Reading fixed-width files?

I have data files (containing parameters for a 3rd-party, proprietary model) that are supplied in fixed-width format. Unfortunately, the specific format is for Fortran’s fixed field widths, with the effect that some values have no spaces between the numbers, i.e.

  11 99 ...
  11100 ...
  11111 ...

In Fortran (which I haven’t used much since the 90’s…) I would use

    read( line, '(I4)' n

or something along those lines (my memory is vague, but I still know where to look this up. I think… :thinking:)

Is there a package in Julia that allows for easy reading of these files when the field widths are specified? I know CSV will handle fixed-width files, but the documentations seems to indicate this is more along the lines of ignoring multiple spaces between values, than for this type of file.

I could write a custom parser, along the lines of this discussion, but if there is existing code, would much prefer that to having little pieces of once-off code all over the place.

If there is no existing package for this, I’ll cobble something together and post on Github, should anyone care to use it.

Any pointers/recommendation would be highly appreciated.

CSV.jl

I did look at CSV.jl, specifically here.

Unless I am misreading the text, this allows for multiple spaces, not zero spaces.

I would mmap the whole file, then just parse “views” of the large byte array, eg with

https://github.com/JuliaData/WeakRefStrings.jl

I do this for fixed with data — it is so embarrassingly simple that so far I have not been motivated to package it up.

4 Likes

I see. CSV.jl doesn’t do fwf, it’s just a clever trick to read multiple delim as one so it simulates the reading of fwf where there is always a delim.

Hi @Tamas_Papp, can you elaborate on what you mean by this? I am in a similar boat as OP with my use case, the difference being that I am fairly new to Julia and programming in general, so I don’t quite understand what you’re saying (or rather, I can’t visualize what the implementation would look like). The same goes for your comment in the referenced discussion:

You can just read line by line, extract the columns using indices, then parse. The tricky part is getting the column indices, if you are lucky there is some metadata that describes that (eg US Census Bureau usually supplies such metadata).

I recently made a post about this on Reddit, the relevant part here:

With pd.read_fwf you can set the colspecs kwarg to an array of tuples where each tuple signifies where each column starts and ends. That’s a really nifty feature. It doesn’t seem like any current Julia package has that functionality, but I’d love to be wrong.

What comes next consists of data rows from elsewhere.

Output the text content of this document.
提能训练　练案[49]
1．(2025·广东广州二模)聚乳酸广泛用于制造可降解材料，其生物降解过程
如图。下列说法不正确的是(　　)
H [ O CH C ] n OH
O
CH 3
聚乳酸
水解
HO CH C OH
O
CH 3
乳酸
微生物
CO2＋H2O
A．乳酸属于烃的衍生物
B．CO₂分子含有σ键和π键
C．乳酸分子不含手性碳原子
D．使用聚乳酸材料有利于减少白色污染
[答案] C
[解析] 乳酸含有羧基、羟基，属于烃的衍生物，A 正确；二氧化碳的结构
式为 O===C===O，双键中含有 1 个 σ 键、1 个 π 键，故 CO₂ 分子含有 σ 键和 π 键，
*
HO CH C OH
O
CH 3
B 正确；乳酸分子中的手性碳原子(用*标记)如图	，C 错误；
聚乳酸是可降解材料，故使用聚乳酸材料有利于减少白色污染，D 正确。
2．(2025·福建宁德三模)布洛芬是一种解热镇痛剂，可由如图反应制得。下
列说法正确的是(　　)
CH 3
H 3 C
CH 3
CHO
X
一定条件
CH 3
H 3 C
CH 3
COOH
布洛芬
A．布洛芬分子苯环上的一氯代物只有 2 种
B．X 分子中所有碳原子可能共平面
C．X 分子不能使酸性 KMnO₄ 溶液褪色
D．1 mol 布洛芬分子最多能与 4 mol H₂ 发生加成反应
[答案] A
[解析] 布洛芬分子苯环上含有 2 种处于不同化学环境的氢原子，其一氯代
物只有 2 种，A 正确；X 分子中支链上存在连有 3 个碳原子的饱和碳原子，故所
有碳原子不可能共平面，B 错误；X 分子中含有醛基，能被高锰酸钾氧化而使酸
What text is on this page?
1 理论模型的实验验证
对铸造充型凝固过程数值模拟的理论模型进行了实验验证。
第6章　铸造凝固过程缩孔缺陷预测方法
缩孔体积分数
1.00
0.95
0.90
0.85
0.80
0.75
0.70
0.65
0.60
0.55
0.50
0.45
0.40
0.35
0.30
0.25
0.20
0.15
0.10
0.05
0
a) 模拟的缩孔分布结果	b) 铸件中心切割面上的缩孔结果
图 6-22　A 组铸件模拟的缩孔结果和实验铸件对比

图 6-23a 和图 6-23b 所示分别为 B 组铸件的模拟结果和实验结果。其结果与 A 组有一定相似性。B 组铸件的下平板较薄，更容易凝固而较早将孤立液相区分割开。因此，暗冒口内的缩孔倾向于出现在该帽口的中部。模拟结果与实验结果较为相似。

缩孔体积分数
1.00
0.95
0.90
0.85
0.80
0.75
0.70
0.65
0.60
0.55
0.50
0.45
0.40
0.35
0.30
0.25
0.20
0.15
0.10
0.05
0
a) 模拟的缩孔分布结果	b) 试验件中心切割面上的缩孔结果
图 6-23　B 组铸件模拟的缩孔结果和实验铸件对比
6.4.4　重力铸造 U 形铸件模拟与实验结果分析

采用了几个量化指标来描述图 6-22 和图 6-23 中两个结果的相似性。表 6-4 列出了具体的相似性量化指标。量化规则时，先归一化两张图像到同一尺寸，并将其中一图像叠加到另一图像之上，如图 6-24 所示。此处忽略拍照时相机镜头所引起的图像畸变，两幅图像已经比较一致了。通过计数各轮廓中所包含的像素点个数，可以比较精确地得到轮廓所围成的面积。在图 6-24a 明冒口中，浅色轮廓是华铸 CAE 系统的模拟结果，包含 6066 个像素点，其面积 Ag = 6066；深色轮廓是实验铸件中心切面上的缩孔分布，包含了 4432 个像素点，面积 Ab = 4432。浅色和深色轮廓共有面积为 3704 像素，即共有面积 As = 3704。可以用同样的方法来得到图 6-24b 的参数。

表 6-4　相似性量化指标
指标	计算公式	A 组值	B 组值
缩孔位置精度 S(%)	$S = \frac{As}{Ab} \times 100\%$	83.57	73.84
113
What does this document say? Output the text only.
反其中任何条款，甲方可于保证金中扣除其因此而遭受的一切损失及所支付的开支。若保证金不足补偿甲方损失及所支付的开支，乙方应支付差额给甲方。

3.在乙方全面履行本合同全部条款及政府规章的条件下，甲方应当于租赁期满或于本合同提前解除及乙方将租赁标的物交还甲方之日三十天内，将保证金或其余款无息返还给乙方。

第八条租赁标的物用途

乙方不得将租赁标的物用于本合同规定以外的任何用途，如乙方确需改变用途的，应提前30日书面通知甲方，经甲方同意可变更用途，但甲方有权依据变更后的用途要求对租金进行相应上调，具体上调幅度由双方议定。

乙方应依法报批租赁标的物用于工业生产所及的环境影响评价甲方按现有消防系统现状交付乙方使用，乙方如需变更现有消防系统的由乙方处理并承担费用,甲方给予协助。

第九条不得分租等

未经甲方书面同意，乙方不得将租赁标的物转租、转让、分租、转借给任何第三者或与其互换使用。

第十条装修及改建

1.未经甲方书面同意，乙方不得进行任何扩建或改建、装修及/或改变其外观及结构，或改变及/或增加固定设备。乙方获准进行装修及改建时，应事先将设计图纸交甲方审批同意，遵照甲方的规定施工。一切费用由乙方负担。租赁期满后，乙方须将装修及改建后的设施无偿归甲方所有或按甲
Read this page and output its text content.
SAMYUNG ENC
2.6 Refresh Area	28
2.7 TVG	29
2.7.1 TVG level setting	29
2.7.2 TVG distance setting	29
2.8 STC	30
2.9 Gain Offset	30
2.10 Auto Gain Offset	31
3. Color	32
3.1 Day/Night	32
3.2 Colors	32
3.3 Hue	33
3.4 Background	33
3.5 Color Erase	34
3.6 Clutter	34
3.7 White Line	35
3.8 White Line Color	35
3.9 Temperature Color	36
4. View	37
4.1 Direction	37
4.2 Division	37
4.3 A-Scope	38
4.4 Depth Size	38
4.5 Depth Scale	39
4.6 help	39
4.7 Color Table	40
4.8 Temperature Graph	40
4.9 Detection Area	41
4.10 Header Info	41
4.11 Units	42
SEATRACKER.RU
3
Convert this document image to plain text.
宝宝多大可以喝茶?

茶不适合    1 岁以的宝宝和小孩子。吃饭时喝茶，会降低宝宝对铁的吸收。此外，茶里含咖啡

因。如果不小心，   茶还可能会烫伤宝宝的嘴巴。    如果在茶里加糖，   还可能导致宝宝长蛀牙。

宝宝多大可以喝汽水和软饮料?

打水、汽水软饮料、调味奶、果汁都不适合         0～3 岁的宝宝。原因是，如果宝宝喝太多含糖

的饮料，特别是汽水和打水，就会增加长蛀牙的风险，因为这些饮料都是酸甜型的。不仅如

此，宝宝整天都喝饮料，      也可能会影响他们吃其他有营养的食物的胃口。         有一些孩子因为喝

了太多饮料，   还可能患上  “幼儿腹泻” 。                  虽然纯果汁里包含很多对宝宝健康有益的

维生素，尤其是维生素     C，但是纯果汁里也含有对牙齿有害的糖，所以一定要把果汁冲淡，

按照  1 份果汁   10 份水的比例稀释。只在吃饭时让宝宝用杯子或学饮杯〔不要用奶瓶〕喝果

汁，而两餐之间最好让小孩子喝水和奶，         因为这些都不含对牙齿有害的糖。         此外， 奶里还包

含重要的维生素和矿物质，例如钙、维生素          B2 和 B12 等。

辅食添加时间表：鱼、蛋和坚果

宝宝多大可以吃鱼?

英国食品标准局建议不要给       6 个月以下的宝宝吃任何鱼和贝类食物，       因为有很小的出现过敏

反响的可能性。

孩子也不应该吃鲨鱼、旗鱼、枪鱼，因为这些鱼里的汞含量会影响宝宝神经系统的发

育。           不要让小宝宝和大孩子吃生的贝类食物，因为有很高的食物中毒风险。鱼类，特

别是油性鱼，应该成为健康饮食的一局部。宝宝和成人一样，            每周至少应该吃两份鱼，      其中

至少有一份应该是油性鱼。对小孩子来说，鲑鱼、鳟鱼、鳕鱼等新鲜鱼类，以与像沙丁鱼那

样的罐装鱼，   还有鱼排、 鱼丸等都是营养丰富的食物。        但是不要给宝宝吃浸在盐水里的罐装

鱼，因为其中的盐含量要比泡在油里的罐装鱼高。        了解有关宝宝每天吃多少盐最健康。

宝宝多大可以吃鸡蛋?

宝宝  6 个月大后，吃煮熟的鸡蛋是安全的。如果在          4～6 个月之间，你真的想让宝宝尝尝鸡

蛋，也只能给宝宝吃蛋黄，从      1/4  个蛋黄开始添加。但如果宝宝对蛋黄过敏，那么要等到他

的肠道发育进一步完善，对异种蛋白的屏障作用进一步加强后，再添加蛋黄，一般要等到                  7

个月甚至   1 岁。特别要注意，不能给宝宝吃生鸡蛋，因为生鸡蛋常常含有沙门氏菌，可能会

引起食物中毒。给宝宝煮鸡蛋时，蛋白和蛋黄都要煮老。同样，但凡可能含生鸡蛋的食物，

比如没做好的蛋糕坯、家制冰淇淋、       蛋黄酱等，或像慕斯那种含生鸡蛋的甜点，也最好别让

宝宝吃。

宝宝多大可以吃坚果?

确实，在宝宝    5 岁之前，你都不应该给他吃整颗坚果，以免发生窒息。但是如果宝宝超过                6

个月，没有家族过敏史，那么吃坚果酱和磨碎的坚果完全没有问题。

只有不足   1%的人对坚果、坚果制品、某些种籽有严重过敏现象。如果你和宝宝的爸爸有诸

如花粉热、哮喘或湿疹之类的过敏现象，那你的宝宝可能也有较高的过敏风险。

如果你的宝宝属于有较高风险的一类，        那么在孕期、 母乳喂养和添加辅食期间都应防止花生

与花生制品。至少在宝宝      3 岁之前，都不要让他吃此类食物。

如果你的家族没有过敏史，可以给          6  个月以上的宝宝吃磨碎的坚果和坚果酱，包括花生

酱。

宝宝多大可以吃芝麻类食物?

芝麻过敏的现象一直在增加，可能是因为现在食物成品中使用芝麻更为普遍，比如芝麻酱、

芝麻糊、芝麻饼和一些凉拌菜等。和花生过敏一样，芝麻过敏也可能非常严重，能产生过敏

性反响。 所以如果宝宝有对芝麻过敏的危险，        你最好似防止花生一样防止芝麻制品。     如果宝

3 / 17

In other words, I think having a colspecs-like kwarg in either CSV.jl or TableReader.jl would be a really nice addition to either package. Although what you’re recommending might be really simple for more advanced developers like yourself, it can be a bit intimidating for people like me. Moreover, at my job where we’re having a little tech revolution and trying to move away from Excel, most people know of Python and less so Julia. If someone was to see how easy it is to read fixed width files with Pandas vs what comes up when you Google the problem for Julia, most people might just opt for using Python for this type of use case.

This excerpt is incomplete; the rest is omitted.